Page history last edited by Satinder Singh 15 years, 1 month ago

The ambition of this page is to discuss (and hopefully dispel) the myth that RL is tabula rasa.

 


Much of the early research in RL was focused on the development of such foundational ideas as the notion of "temporal differences", "eligibility traces", "caching the resuls of search in value functions", etc., and algorithms such as TD(lambda), actor-critic, REINFORCE, Q-learning, SARSA, Prioritized Sweeping, etc., were developed. Naturally much of the focus in the early years of analysis and empirical work was on developing an understanding of the properties of these algorithms and the cleanest cases to consider for this were often tabula rasa learning. Even today, in comparing algorithms using nearly tabula rasa learning may be appropriate in some cases. Thus viewers of RL papers are quite used to seeing tabula rasa RL in action. This probably accounts for this myth.
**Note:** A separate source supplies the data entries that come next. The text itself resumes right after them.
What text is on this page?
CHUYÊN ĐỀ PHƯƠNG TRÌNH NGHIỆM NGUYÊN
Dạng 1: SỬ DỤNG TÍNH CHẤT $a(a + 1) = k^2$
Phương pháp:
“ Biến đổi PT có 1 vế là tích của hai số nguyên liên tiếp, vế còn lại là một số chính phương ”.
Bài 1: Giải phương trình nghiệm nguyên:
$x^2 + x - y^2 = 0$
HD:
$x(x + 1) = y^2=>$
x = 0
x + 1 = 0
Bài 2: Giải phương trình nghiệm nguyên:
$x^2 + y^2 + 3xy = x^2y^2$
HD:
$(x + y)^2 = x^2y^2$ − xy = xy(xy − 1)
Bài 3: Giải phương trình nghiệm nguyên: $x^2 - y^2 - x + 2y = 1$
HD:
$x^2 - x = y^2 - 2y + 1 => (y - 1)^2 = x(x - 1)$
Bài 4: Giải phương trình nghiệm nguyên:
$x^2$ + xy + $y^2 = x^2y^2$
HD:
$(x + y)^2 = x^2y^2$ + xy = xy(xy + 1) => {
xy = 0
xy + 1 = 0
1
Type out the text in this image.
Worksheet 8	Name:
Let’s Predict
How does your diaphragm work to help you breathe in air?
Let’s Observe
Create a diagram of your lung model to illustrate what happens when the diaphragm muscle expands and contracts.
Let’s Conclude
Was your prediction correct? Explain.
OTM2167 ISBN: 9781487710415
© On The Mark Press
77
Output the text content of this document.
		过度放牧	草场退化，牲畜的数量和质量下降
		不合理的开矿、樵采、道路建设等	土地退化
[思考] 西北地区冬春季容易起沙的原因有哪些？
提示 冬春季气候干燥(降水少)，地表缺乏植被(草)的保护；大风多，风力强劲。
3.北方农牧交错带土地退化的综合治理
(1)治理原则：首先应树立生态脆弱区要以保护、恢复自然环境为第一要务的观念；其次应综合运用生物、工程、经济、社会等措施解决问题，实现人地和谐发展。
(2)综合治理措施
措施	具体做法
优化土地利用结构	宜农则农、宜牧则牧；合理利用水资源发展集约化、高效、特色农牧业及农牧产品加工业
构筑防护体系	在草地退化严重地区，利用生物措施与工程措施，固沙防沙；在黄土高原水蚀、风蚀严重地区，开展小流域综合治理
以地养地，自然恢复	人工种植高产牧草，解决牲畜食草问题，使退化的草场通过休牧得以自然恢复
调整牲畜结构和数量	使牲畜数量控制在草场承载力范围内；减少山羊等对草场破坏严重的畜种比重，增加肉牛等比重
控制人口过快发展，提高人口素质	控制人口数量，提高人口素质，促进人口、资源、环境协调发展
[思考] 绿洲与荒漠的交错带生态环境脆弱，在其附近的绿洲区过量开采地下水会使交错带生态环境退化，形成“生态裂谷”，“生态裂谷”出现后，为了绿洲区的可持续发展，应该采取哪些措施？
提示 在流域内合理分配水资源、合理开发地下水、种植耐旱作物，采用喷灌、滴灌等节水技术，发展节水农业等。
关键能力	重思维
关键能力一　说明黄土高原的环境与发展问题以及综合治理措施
The reasons this is a myth are:

  1. In all serious applications (and by this I mean, research in which the application is of primary interest) of RL, all kinds of knowledge is brought to bear on the learning architecture and algorithm. Very often this is in the form of good state representations. For example, the best performing versions of Tesauro's TDgammon used hand-crafted features that he had developed through knowledge of the game and prior experience with Neurogammon (his attempt to learn backgammon using supervised learning). In other applications, there is knowledge about compact and good parameterizations of a model of the environment and this can be used to efficiently learn a model from experience with the real environment; e.g., this approach was used with great success by Andrew Ng and his coauthors in their work on helicopter control. Other approaches to inserting domain knowledge include using compact parametric policy spaces and policy search algorithms to learn efficiently. (See Successes of RL page for references to these and other applications).
  2. As the basic algorithms of RL have been fleshed out (see Algorithms of RL page), research attention within the field is increasingly focused on larger issues such as knowledge representation (whether learned by or inserted into the agent) for RL and AI, increasing the scope and range of applications of RL (e.g., 2004 workshop on real-life RL), rethinking the notions of state, action and reward (the basic components of RL formulations), and developing RL architectures focused on building agents that achieve broad competence in their environment. All of these are examples of *non* tabula rasa RL.